Thursday, September 12, 2013

How to Increase MikTeX 2.9 Memory

Originally Posted on  by hsauro

I was recently running some large stochastic simulations and was generating very large pgfplot data files. MikTeX out of the box was unable to compile these plots because it kept running out of main memory. To increase main memory (or other memory limits) run the following line from the DOS prompt:

initexmf --edit-config-file pdflatex

This will open the configuration file for pdflatex into an editor (probably notepad). Add the following lines to this configuration file:

pool_size=5000000
main_memory=6000000
extra_mem_bot=2000000
font_mem_size=2000000

I needed lots of memory so these numbers are quite bit. I’ve got 8GB of RAM so let’s be generous (My first computer was the MK14 which had 256 bytes of RAM, things have moved on a little).
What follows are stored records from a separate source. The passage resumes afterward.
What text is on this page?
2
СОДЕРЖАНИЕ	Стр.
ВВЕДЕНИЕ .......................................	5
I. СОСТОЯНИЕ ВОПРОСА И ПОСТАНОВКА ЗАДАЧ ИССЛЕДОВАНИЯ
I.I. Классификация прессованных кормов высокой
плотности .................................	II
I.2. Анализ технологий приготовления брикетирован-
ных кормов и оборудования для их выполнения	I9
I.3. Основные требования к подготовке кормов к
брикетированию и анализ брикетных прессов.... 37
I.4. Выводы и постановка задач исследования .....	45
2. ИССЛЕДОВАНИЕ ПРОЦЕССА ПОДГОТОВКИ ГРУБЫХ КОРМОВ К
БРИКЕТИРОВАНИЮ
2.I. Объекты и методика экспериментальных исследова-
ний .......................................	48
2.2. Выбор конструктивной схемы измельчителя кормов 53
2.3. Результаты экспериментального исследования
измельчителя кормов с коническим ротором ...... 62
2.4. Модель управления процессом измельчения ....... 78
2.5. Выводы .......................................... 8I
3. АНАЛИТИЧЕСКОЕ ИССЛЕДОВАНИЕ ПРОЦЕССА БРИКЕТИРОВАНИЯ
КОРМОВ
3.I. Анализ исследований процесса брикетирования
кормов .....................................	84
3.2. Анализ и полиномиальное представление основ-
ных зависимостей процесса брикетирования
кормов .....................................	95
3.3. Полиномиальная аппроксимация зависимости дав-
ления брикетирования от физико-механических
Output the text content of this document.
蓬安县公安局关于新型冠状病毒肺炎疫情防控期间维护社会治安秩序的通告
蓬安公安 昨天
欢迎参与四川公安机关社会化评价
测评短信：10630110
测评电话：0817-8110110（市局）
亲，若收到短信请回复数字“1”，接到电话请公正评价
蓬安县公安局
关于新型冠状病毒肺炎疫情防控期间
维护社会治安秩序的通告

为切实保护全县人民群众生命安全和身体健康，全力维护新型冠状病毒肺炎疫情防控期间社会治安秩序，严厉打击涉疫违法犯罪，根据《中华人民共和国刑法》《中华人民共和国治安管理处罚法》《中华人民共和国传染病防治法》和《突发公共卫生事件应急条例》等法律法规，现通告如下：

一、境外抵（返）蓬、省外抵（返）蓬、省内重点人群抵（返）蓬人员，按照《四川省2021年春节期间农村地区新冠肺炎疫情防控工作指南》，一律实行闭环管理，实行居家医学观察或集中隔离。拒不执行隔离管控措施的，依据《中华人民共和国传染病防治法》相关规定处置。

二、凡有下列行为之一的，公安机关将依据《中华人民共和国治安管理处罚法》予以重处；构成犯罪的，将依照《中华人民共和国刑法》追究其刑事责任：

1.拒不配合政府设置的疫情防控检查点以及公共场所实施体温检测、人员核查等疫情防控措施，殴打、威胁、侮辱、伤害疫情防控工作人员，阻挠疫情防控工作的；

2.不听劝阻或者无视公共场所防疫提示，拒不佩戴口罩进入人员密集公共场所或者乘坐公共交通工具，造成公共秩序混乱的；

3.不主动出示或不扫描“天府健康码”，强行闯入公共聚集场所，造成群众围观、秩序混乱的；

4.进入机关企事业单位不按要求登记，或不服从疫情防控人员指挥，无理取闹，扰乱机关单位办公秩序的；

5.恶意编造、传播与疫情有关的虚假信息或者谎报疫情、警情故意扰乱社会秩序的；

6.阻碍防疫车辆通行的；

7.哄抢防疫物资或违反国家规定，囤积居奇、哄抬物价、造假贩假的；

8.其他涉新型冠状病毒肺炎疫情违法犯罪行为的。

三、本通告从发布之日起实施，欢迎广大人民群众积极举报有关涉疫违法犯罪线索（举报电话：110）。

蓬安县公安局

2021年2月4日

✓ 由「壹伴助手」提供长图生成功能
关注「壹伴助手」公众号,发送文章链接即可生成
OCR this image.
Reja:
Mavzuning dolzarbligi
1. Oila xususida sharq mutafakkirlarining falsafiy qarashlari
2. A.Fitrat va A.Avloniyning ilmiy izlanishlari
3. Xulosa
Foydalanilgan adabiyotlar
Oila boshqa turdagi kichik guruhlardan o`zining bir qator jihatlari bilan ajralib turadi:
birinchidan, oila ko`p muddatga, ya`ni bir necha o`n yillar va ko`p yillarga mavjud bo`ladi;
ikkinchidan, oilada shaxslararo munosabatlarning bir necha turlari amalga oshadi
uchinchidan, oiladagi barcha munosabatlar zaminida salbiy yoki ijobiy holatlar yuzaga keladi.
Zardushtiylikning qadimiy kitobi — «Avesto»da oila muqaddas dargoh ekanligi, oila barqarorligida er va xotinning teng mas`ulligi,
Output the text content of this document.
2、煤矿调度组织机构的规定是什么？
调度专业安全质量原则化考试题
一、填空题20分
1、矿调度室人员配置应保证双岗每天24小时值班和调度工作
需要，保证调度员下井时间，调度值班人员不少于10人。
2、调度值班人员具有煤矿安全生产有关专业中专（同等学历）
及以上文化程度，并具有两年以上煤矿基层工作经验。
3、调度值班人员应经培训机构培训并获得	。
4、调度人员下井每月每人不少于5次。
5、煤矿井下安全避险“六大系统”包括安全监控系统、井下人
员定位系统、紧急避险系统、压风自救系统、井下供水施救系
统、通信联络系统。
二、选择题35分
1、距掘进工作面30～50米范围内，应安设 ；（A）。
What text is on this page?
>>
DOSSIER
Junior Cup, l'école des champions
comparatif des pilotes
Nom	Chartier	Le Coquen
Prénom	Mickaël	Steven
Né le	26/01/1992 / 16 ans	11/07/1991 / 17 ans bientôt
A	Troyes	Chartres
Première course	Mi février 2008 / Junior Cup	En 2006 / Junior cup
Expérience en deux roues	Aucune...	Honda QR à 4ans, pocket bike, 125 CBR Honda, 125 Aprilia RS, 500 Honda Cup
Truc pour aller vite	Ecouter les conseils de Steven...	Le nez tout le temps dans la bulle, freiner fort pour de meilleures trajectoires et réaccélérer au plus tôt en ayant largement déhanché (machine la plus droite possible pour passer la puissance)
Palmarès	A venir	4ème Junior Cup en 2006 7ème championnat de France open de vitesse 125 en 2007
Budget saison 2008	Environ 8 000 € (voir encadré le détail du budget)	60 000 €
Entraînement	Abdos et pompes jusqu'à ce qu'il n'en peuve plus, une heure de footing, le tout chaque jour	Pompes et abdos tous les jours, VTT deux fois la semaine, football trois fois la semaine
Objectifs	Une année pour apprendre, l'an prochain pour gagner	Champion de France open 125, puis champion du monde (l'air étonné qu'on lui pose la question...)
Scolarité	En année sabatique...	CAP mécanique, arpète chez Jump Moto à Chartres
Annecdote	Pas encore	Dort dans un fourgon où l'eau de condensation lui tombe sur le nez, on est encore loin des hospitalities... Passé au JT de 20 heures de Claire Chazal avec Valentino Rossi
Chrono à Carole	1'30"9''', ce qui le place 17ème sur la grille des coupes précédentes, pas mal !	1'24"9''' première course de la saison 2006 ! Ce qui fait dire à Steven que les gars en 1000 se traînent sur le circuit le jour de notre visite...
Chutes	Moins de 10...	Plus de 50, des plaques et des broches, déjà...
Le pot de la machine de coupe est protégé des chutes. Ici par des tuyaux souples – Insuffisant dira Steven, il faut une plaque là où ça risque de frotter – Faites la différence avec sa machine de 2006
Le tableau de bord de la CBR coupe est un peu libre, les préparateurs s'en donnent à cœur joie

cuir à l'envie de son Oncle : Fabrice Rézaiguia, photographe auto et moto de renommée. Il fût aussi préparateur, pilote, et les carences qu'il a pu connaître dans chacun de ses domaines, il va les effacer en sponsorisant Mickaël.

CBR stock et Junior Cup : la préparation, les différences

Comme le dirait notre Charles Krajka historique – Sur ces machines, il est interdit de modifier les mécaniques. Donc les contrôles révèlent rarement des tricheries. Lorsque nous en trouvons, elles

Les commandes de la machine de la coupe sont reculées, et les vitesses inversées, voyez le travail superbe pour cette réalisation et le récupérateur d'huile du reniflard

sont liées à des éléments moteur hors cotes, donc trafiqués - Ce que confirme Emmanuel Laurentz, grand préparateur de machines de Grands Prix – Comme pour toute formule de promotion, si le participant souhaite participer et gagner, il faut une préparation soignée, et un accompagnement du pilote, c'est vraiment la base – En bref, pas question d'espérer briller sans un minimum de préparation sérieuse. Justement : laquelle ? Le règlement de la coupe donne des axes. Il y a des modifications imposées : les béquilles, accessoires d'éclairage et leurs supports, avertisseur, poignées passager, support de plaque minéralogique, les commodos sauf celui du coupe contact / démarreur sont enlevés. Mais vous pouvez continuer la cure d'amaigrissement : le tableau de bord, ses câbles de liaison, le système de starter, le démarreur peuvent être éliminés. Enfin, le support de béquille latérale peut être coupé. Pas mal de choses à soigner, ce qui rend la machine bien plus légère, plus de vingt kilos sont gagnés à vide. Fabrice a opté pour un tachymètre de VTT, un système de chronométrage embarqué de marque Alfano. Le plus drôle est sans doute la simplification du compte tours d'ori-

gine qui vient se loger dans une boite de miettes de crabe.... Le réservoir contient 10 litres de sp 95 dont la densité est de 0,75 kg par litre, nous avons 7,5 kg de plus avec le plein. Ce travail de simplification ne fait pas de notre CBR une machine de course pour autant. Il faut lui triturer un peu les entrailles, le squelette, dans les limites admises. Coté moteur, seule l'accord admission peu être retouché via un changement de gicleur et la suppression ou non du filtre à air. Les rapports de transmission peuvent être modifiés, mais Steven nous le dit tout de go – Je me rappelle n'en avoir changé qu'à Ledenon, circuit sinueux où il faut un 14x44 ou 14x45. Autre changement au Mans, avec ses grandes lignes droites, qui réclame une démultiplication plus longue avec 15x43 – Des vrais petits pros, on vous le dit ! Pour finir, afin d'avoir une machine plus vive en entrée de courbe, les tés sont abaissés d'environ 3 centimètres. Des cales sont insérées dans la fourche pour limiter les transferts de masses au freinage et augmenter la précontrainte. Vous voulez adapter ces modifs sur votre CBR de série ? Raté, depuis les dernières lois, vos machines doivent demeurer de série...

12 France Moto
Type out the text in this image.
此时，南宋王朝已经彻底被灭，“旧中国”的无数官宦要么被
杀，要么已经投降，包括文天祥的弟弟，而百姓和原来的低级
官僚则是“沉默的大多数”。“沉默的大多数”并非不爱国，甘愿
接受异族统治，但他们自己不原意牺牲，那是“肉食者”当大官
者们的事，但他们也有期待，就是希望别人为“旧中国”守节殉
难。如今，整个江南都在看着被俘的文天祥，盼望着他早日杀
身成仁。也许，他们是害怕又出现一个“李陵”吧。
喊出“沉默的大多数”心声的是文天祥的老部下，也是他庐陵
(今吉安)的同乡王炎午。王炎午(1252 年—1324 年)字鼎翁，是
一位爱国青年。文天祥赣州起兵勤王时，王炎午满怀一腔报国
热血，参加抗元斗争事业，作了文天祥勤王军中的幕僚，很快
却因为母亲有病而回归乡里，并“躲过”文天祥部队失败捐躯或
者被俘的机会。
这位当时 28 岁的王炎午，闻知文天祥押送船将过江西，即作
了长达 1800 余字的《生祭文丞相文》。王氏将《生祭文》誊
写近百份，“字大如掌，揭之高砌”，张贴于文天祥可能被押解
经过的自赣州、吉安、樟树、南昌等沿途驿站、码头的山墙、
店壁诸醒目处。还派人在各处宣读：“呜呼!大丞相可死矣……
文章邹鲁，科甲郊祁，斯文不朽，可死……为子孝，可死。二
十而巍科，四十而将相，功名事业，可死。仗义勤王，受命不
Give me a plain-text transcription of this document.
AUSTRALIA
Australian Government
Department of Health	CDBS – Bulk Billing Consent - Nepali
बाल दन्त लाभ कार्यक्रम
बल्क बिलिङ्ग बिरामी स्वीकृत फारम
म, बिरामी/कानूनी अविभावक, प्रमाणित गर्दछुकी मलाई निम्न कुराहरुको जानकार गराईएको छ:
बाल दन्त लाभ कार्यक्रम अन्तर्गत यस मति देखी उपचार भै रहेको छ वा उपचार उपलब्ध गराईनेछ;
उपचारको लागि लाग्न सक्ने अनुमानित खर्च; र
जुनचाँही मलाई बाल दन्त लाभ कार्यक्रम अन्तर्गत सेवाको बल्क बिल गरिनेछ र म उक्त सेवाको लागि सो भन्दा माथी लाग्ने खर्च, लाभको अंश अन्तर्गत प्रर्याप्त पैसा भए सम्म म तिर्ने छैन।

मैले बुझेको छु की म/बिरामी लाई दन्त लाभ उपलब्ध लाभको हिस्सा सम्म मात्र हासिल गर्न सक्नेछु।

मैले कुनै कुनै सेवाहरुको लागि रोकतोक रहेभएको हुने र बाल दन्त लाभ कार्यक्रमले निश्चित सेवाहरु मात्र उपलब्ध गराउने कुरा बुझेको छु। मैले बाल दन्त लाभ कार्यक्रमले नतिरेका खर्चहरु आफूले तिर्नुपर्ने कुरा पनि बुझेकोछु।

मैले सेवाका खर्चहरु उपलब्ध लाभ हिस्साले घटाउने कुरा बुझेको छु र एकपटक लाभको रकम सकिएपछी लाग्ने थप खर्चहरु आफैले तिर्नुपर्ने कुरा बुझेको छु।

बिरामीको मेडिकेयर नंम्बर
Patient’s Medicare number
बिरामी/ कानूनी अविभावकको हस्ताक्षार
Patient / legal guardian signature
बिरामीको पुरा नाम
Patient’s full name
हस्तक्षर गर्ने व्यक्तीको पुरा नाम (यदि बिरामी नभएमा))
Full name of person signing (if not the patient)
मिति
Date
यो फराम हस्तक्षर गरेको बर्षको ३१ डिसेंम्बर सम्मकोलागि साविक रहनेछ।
Save the file (file name is provided) and then remake the format files. To do this use the command line:

initexmf --dump=pdflatex

I happen to use pdflatex all the time so note that I am specifying pdflatex in each of the commands. If you’re using straight latex then substitute pdflatex with latex.

Talking about big tikz/pfdplot figures, don’t forget to use the external command:

\usepackage{tikz}
\usetikzlibrary{external}
\tikzexternalize % activate!

This forces tikz to reuse previously stored figures, saves regenerating them all the time. See section 32 of the TikZ manual (Version 2.10 !) for more details.